Ping pointed out to me an interesting advantage of Python's refcounting
scheme: some objects retain external resources, like file descriptors, and
naturally release these when they are finalized. Refcounting certainly
succeeds at getting rid of objects immediately, whereas gc may delay their
collection arbitrarily. Worse, efficient garbage collectors are
generational. This makes worst-case collection times much longer, since the
garbage object may have been tenured into a generation that's only examined
every blue moon.
Normally, the delayed collection of gc vs refcounting isn't a problem, since
the only extra cost is storage, and when we need more, we gc anyway.
However, when the object is retaining some externally-expensive resource,
the gc has no knowledge of this expense, and so optimizes the wrong thing
out of ignorance.
Even for these expensive objects, we don't particularly need the immediacy
guarantee that a refcounter provides, we simply need assurance that there
will only be a reasonably small delay -- ideally bounded -- between when the
object becomes garbage and when it's finalized. In talking about it, Ping &
I came up with a plausible scheme:
The Miller-Yee Scavenging Variation
Assume an object can statically self-declare itself "expensive" in such a
way that the garbage collector can tell. By "statically", here I mean that
it's a permanent creation-time attribute of the instance (or even class).

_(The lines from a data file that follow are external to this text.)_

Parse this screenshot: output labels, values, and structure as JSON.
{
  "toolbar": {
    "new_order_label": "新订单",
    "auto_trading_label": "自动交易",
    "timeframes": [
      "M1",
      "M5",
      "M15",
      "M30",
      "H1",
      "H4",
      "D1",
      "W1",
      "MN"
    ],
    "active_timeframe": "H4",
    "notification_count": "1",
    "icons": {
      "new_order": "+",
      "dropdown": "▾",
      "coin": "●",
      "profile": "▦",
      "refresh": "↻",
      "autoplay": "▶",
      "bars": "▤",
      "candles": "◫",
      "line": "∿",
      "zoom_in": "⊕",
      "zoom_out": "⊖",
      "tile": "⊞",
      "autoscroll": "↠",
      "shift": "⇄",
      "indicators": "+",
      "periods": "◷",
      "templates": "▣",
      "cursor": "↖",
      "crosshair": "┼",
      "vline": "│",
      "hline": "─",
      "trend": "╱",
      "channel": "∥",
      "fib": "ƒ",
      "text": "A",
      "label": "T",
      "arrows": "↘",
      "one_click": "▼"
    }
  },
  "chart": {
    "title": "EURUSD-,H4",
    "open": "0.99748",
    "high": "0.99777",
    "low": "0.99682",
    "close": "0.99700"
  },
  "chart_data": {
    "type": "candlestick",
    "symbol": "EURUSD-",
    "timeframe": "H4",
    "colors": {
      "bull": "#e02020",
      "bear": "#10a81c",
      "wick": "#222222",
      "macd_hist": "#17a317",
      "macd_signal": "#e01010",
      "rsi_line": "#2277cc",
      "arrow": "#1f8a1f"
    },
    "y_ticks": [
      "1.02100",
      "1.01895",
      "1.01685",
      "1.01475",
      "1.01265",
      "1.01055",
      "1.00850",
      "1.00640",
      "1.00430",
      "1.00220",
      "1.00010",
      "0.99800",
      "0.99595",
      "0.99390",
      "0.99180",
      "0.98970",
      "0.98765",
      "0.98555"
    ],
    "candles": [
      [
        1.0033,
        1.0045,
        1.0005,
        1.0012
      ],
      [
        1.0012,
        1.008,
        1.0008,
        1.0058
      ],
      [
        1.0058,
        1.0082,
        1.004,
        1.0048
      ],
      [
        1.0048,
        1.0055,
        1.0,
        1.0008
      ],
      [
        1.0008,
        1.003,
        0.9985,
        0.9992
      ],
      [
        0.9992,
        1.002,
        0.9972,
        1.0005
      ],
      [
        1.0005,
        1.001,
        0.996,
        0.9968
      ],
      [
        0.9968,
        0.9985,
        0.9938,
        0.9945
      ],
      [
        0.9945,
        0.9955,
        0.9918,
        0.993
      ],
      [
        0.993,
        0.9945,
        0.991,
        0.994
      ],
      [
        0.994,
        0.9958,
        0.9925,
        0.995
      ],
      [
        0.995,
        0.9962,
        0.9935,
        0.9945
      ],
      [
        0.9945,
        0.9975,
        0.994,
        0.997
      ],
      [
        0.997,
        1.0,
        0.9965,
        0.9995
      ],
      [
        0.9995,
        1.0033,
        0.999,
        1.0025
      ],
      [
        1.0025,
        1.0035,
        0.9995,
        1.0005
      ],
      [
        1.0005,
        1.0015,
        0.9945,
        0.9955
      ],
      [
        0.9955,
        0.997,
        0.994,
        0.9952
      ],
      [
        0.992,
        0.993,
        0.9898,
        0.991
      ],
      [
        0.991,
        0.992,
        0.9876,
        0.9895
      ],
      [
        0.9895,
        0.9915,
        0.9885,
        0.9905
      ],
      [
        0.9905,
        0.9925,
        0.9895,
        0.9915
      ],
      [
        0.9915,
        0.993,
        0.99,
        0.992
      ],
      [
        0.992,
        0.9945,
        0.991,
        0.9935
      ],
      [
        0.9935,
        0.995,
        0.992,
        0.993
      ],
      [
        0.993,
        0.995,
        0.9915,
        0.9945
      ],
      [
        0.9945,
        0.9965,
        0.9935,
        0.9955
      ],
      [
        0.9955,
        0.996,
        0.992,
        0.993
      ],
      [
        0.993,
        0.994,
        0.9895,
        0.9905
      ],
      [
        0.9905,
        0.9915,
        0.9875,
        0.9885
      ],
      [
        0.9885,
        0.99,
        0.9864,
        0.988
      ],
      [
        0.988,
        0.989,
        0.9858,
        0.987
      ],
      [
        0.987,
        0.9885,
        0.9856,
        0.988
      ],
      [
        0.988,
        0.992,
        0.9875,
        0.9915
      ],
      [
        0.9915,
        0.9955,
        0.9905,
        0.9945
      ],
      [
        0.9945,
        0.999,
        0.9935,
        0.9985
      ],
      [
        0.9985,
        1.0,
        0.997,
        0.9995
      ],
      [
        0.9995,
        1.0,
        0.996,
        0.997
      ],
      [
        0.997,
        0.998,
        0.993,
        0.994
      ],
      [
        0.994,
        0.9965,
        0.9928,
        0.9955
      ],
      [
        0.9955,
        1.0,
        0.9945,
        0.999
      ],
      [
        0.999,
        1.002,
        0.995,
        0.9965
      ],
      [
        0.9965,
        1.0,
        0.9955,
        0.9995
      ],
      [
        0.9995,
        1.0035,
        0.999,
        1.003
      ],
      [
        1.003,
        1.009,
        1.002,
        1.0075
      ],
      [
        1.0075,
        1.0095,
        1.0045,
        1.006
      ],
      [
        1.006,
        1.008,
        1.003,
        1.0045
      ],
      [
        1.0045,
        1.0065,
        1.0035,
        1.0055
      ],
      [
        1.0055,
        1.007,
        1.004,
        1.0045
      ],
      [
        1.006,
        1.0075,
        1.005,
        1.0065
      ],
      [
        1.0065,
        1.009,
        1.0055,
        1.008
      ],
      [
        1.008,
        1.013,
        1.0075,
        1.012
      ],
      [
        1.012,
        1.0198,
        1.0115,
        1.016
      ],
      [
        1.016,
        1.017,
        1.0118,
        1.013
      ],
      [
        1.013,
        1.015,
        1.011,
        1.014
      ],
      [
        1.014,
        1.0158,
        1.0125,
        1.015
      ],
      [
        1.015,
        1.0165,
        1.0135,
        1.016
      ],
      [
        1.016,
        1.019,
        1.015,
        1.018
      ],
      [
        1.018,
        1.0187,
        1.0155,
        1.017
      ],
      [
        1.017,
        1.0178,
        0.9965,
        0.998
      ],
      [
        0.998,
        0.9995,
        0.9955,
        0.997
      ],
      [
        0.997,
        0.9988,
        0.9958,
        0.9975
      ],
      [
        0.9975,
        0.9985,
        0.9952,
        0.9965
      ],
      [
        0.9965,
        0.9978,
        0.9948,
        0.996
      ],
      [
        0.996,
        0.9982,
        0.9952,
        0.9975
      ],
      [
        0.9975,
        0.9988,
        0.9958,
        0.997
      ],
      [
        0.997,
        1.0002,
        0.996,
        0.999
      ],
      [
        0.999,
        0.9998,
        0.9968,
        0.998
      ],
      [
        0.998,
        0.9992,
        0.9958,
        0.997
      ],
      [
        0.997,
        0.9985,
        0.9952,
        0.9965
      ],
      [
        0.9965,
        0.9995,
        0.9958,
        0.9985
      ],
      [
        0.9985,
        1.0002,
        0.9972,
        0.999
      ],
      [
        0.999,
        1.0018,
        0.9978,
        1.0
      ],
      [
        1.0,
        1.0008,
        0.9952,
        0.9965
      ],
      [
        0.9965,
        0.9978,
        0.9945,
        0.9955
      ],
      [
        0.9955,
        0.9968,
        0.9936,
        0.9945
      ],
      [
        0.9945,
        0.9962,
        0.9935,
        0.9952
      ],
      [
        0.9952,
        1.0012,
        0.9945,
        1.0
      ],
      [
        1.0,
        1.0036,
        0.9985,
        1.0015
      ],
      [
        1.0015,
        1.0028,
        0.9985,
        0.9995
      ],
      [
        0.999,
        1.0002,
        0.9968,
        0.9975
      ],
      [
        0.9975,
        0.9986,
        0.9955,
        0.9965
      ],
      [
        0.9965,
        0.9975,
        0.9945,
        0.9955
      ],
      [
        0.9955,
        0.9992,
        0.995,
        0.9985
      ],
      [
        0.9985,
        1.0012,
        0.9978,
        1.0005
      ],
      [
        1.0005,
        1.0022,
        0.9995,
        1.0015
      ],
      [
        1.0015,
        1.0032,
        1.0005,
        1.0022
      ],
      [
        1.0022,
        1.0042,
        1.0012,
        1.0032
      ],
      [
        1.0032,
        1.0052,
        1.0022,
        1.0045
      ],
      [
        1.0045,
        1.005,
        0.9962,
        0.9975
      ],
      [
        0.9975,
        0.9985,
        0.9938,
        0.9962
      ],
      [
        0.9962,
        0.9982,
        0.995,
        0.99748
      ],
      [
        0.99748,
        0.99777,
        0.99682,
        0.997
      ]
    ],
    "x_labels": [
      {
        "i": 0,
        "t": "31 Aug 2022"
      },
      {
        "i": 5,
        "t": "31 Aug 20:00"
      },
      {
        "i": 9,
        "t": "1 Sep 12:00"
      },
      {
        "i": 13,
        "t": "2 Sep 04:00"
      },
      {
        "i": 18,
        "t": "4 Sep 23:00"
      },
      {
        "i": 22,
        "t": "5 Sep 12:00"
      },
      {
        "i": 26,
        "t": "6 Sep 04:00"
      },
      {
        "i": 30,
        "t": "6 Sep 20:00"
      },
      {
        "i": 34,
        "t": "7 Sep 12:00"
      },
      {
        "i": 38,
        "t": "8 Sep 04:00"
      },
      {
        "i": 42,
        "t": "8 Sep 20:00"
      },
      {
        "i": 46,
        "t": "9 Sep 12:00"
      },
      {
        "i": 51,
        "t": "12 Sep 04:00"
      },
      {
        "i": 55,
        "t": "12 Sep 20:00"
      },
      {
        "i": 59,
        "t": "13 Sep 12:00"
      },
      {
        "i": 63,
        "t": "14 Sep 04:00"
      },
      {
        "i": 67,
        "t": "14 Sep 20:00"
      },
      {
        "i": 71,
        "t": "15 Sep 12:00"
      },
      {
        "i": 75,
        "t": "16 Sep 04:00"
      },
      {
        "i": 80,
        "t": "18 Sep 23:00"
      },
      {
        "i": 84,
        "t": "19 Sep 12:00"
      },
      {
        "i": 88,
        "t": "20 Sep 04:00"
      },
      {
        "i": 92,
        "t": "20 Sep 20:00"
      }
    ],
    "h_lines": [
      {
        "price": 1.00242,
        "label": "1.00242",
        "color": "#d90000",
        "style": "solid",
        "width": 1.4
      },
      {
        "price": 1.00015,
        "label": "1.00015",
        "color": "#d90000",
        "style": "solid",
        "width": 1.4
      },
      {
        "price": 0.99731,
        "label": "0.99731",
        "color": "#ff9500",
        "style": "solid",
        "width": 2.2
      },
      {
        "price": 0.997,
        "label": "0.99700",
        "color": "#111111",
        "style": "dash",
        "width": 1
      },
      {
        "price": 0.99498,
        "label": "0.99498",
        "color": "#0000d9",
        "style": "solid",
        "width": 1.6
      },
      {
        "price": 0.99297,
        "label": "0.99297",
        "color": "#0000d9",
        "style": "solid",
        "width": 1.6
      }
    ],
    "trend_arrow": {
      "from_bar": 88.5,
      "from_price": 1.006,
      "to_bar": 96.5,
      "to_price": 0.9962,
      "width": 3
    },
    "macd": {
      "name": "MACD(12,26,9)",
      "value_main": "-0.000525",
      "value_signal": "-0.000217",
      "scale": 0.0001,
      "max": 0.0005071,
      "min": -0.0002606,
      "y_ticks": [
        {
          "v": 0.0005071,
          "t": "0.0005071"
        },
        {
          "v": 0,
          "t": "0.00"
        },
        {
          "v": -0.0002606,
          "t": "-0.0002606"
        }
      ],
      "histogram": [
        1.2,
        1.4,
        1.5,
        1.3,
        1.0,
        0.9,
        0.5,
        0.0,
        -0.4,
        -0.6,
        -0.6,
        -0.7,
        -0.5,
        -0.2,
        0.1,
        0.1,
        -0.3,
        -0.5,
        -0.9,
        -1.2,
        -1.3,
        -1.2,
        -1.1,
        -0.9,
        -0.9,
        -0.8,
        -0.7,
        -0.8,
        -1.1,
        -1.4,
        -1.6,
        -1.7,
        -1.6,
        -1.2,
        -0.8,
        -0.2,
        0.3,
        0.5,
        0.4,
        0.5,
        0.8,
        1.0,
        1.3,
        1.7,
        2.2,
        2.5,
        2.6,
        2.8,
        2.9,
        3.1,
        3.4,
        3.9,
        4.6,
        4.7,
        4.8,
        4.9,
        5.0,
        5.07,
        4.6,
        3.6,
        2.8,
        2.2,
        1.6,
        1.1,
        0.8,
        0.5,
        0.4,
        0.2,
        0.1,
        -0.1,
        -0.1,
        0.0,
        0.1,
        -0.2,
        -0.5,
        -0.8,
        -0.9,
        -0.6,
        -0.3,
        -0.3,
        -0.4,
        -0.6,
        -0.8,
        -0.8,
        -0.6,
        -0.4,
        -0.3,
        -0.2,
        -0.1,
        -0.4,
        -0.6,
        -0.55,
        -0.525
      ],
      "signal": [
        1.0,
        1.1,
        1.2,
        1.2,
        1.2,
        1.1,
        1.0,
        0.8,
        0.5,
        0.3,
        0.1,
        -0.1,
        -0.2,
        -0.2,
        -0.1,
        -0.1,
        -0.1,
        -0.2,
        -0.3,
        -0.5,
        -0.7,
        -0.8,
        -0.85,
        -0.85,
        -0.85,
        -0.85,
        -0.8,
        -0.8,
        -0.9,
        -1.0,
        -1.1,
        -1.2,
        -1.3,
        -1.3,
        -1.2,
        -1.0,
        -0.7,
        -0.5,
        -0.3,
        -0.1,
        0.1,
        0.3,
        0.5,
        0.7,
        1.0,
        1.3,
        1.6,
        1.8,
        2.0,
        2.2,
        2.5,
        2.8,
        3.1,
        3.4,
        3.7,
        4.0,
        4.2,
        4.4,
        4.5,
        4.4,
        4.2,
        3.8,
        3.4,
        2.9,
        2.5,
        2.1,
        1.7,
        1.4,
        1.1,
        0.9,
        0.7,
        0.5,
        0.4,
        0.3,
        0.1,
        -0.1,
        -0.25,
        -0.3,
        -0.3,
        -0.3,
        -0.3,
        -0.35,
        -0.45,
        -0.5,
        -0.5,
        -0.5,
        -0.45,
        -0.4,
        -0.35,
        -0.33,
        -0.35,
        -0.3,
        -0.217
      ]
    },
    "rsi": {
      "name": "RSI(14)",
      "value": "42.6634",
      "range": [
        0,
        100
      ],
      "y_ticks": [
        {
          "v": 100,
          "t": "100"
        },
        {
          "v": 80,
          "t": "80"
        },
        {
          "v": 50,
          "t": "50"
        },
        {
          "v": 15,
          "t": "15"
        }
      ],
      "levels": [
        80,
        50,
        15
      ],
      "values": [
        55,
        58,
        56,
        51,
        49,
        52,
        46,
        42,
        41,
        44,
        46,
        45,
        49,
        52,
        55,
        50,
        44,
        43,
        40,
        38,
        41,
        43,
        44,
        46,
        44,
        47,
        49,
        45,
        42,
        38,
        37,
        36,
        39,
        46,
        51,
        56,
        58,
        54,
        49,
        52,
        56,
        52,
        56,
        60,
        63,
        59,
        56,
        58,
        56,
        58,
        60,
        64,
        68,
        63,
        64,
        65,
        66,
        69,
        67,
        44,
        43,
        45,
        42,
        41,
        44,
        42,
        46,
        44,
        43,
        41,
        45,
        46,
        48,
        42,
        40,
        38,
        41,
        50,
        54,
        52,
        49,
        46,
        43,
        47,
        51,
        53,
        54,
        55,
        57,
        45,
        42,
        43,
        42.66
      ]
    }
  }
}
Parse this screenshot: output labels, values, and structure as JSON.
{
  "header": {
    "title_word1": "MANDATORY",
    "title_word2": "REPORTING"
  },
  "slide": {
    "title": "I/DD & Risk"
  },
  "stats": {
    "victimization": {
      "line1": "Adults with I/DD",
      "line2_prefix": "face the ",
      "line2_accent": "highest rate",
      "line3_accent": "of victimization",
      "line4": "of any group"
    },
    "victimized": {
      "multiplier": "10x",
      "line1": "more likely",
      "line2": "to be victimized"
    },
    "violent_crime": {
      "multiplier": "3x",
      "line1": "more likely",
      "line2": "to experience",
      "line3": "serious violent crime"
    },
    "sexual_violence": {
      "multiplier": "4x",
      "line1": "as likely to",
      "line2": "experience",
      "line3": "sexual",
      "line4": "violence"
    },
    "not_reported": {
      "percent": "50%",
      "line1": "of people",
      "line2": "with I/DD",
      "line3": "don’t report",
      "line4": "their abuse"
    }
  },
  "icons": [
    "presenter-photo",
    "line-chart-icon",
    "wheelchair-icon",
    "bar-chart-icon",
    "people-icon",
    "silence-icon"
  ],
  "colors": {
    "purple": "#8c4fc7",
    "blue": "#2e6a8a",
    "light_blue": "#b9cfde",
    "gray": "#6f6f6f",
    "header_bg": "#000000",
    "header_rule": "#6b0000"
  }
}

In Java, one might use a marker interface. In a generation-scavenging gc,
these objects are allocated in ephemeral space, as are all others. However,
no matter how often they survive a scavenge, they are never tenured into an
older space. Instead, they are copied into the beginning of the new
ephemeral space. If too much time goes by without a scavenge, we can use a
timeout to scavenge anyway, just to ensure that expensive garbage gets
collected promptly.
Rather than allocating a fixed amount of memory to ephemeral space, we
instead allocate a fixed amount of head-room: the remaining free ephemeral
space above the surviving expensive objects. If we end up with too many
expensive objects, a scavenge can end up taking unpleasantly long, but if
expensive objects aren't rare, one is in a truly expensive situation.
Elaborations with more generations or distinctions are certainly possible,
if distressing.
This is all relevant, long term, for distributed objects (whether E or RMI),
as a Proxy is a perfect example of an expensive object. A Proxy retains
storage of an object in a foreign address space, beyond the awareness of its
host gc. Declaring a Proxy expensive advises the local gc to spend somewhat
more time in the hopes of saving other vats possibly much more space. (This
assumes a desire to cooperate without compensation, as is quite common in
computation. When compensation would help, more interesting arrangements
would be called for.)
Since it would benefit RMI as well, there's more hope of convincing some
clean-room jvm competitors that it may be worth a shot.
Cheers,
--MarkM